2. Description of the Related Art
Internal combustion engines are generally operated with the aid of a control unit. The control unit detects operating states of the internal combustion engine as well as environmental conditions, and receives an instruction from the driver, in particular in the form of a driver's intended torque. As a function of the provided variables, position sensors of the internal combustion engine, for example a position sensor for a throttle valve, a position sensor for fuel injectors, and other position sensors as well as the spark plugs for generating an ignition spark are controlled in order to operate the internal combustion engine in the intended manner.
The position of a position sensor intended by the control unit may differ from the actual position of the position sensor due to component tolerances and aging effects. In particular, with the aid of adaptation it is possible for control units to learn a deviation of the charge and of the mixture composition. Adaptation is used to modify the control variable which is output to the applicable position sensor and which causes displacement of the position sensor in such a way that the position of the position sensor intended by the provided control variable corresponds as closely as possible to the actual position of the position sensor, or that the effect of the position sensor intended by the provided control variable corresponds as closely as possible to the actual effect of the position sensor in the overall system.
The adaptation is carried out in that control variables provided by the control unit are acted on by adaptation values. The adaptation values include, for example, an offset adaptation value which acts on the control variable in an additive manner, and a slope adaptation value which acts on the control variable in a multiplicative manner.
In principle, the adaptation values are learned in multiple learning ranges. The learning ranges concern operating ranges of the internal combustion engine, which may be defined, for example, by an engine load at a rotational speed. In many cases, the additive offset adaptation value is learned in the idle operating range and the multiplicative slope adaptation value is learned in a partial load operating range. In driving mode of the motor vehicle, the adaptation values are appropriately adapted when the motor vehicle is operated in these operating ranges.
Based on the adaptation values thus obtained, various diagnostic functions are carried out via which errors in the engine system may be recognized and communicated to the driver. The error may also be stored in an error memory so that the error memory may be read out in a repair shop.
During manufacture of the motor vehicle, at the end of the assembly line it is desirable to have the most rapid option possible for testing the manufactured motor vehicles for mixture or charge errors, i.e., to identify errors which may result in operation of the internal combustion engine which differs from an intended operation due to a malfunction of the throttle valve position sensor, the injector position sensor, and the like. Heretofore, at the end of the manufacturing assembly line for a motor vehicle the engine system is operated in an idle operating state in which an adaptation was carried out in order to learn the additive offset adaptation values for the mixture adaptation and the charge adaptation.
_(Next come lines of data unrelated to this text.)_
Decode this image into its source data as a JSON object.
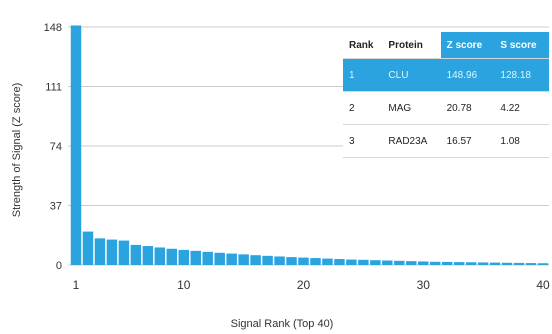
{
  "chart_data": {
    "type": "bar",
    "xlabel": "Signal Rank (Top 40)",
    "ylabel": "Strength of Signal (Z score)",
    "ylim": [
      0,
      148
    ],
    "y_ticks": [
      "148",
      "111",
      "74",
      "37",
      "0"
    ],
    "x_ticks": [
      "1",
      "10",
      "20",
      "30",
      "40"
    ],
    "x_range": [
      1,
      40
    ],
    "grid": true,
    "bar_color": "#2aa3df",
    "ranks": [
      1,
      2,
      3,
      4,
      5,
      6,
      7,
      8,
      9,
      10,
      11,
      12,
      13,
      14,
      15,
      16,
      17,
      18,
      19,
      20,
      21,
      22,
      23,
      24,
      25,
      26,
      27,
      28,
      29,
      30,
      31,
      32,
      33,
      34,
      35,
      36,
      37,
      38,
      39,
      40
    ],
    "values": [
      148.96,
      20.78,
      16.57,
      15.8,
      15.2,
      12.5,
      11.8,
      10.9,
      10.1,
      9.4,
      8.8,
      8.2,
      7.6,
      7.1,
      6.6,
      6.1,
      5.7,
      5.3,
      4.9,
      4.6,
      4.3,
      4.0,
      3.7,
      3.4,
      3.2,
      3.0,
      2.8,
      2.6,
      2.4,
      2.2,
      2.0,
      1.9,
      1.8,
      1.7,
      1.6,
      1.5,
      1.4,
      1.3,
      1.2,
      1.1
    ]
  },
  "table": {
    "headers": [
      "Rank",
      "Protein",
      "Z score",
      "S score"
    ],
    "highlight_color": "#2aa3df",
    "rows": [
      [
        "1",
        "CLU",
        "148.96",
        "128.18"
      ],
      [
        "2",
        "MAG",
        "20.78",
        "4.22"
      ],
      [
        "3",
        "RAD23A",
        "16.57",
        "1.08"
      ]
    ]
  }
}
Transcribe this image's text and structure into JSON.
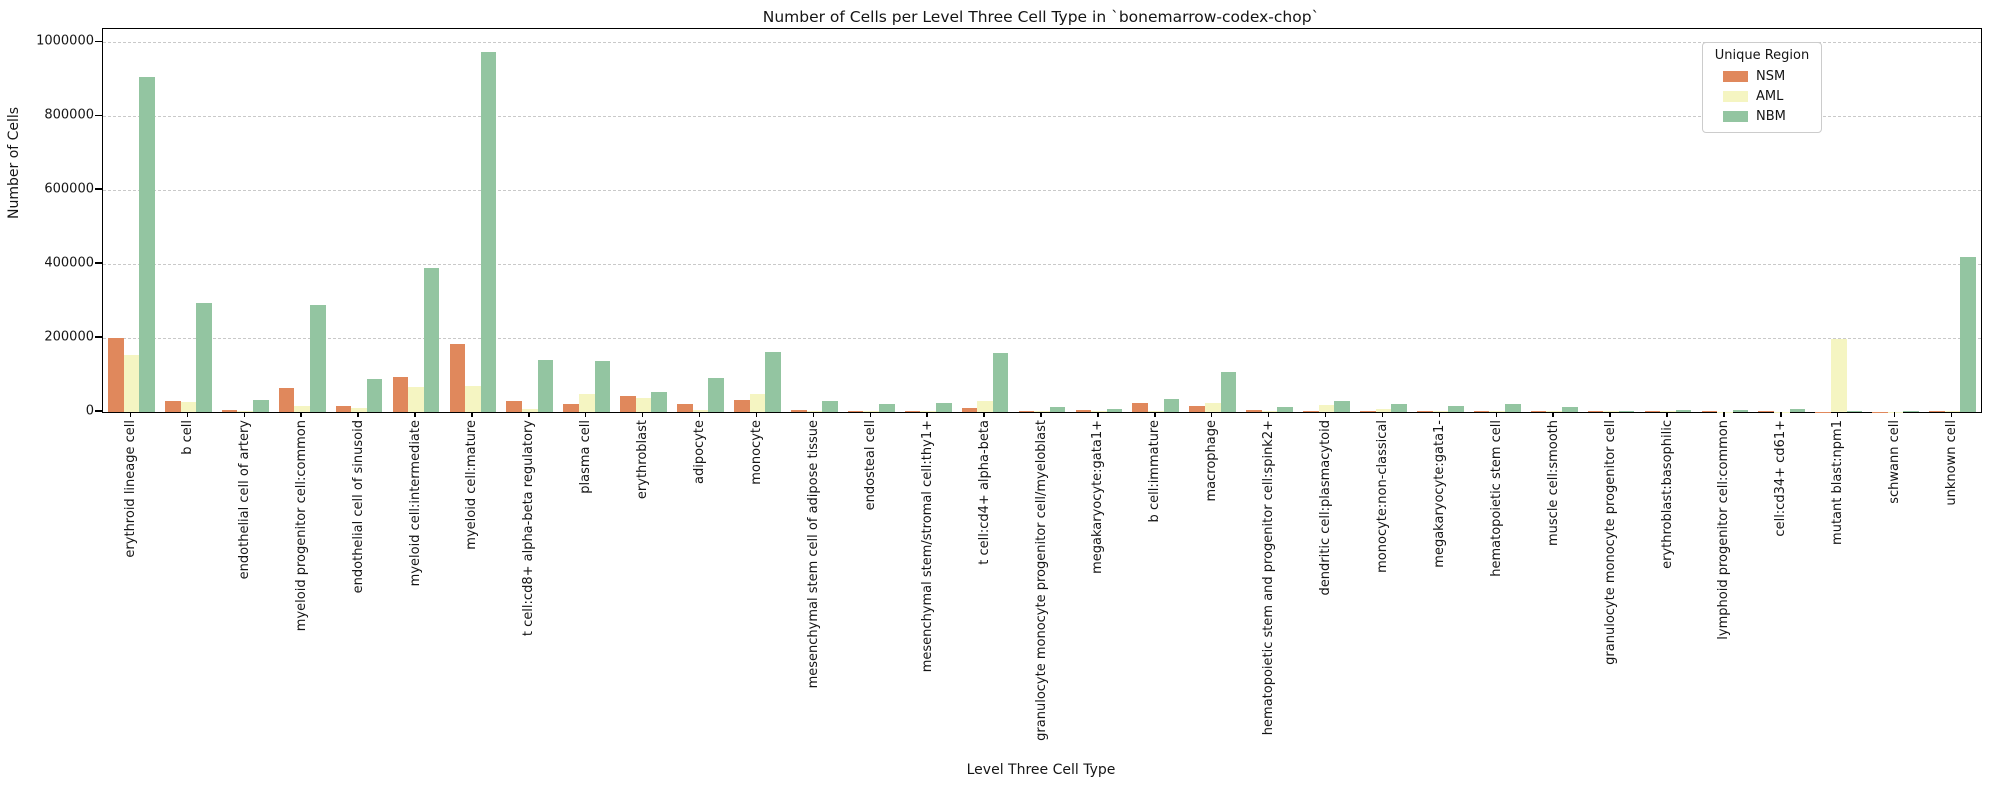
{
  "chart_data": {
    "type": "bar",
    "title": "Number of Cells per Level Three Cell Type in `bonemarrow-codex-chop`",
    "xlabel": "Level Three Cell Type",
    "ylabel": "Number of Cells",
    "legend_title": "Unique Region",
    "legend_position": "upper right",
    "grid": "horizontal dashed",
    "ylim": [
      0,
      1036000
    ],
    "yticks": [
      0,
      200000,
      400000,
      600000,
      800000,
      1000000
    ],
    "categories": [
      "erythroid lineage cell",
      "b cell",
      "endothelial cell of artery",
      "myeloid progenitor cell:common",
      "endothelial cell of sinusoid",
      "myeloid cell:intermediate",
      "myeloid cell:mature",
      "t cell:cd8+ alpha-beta regulatory",
      "plasma cell",
      "erythroblast",
      "adipocyte",
      "monocyte",
      "mesenchymal stem cell of adipose tissue",
      "endosteal cell",
      "mesenchymal stem/stromal cell:thy1+",
      "t cell:cd4+ alpha-beta",
      "granulocyte monocyte progenitor cell/myeloblast",
      "megakaryocyte:gata1+",
      "b cell:immature",
      "macrophage",
      "hematopoietic stem and progenitor cell:spink2+",
      "dendritic cell:plasmacytoid",
      "monocyte:non-classical",
      "megakaryocyte:gata1-",
      "hematopoietic stem cell",
      "muscle cell:smooth",
      "granulocyte monocyte progenitor cell",
      "erythroblast:basophilic",
      "lymphoid progenitor cell:common",
      "cell:cd34+ cd61+",
      "mutant blast:npm1",
      "schwann cell",
      "unknown cell"
    ],
    "series": [
      {
        "name": "NSM",
        "color": "#e0885c",
        "values": [
          200000,
          30000,
          5000,
          65000,
          15000,
          95000,
          183000,
          30000,
          22000,
          42000,
          22000,
          32000,
          6000,
          3000,
          4000,
          12000,
          4000,
          6000,
          25000,
          16000,
          5000,
          4000,
          3000,
          3000,
          4000,
          3000,
          2000,
          2000,
          1500,
          1500,
          1000,
          500,
          2000
        ]
      },
      {
        "name": "AML",
        "color": "#f5f5c2",
        "values": [
          155000,
          27000,
          3000,
          15000,
          10000,
          68000,
          70000,
          8000,
          50000,
          38000,
          5000,
          48000,
          3000,
          2000,
          2000,
          30000,
          3000,
          4000,
          3000,
          25000,
          3000,
          18000,
          8000,
          2000,
          3000,
          2000,
          1500,
          1500,
          1000,
          1000,
          198000,
          500,
          1500
        ]
      },
      {
        "name": "NBM",
        "color": "#93c5a1",
        "values": [
          905000,
          295000,
          32000,
          290000,
          88000,
          390000,
          975000,
          142000,
          138000,
          55000,
          92000,
          162000,
          30000,
          22000,
          24000,
          160000,
          13000,
          9000,
          34000,
          108000,
          13000,
          29000,
          23000,
          16000,
          23000,
          14000,
          3000,
          6000,
          5000,
          8000,
          2000,
          1500,
          420000
        ]
      }
    ],
    "colors": {
      "grid": "#c9c9c9",
      "spine": "#000000",
      "text": "#151515",
      "background": "#ffffff"
    }
  }
}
For an additive offset adaptation value which is not equal to zero, this generally results in incorrect metering of the quantity of fuel injected by the injectors.
The engine system of the motor vehicle is then operated at a partial load operating point with the aid of a roller type test stand, and a new adaptation is carried out in order to learn a multiplicative slope adaptation value for the injection quantity. However, to correctly carry out the adaptation and to obtain a reliable value for the multiplicative control error, on the one hand the partial load operating point must be maintained long enough for the engine system to be able to reach a steady state at the operating point, and on the other hand the operating point must be run through multiple times so that a realistic adaptation value may be ascertained.
For this purpose, it is proposed in published German patent application document DE 10 2006 007 698 A1 that the adaptation method runs through two operating points multiple times in alternation in order to increase the accuracy of the adaptation. Effects which are more likely to result in an offset error are better separated from effects which result in a slope error. After the operating points are occupied multiple times, the correct additive offset adaptation values and the correct multiplicative slope adaptation values may be ascertained, so that the component tolerances of the components causing the deviation and the changes in components due to aging may be adapted.
Since each of the partial load operating points must be occupied for a specified period of time, for example for 30 seconds up to several minutes, before the adaptation is carried out, due to the multiple changes between the partial load operating points the above-described method requires a relatively long adaptation time before correct adaptation values are obtained which are suitable for establishing whether or not the motor vehicle is free of errors.
An object of the present invention, therefore, is to be able to identify as rapidly as possible, after the motor vehicle is completed or after a repair in the repair shop, whether or not the motor vehicle is free of errors.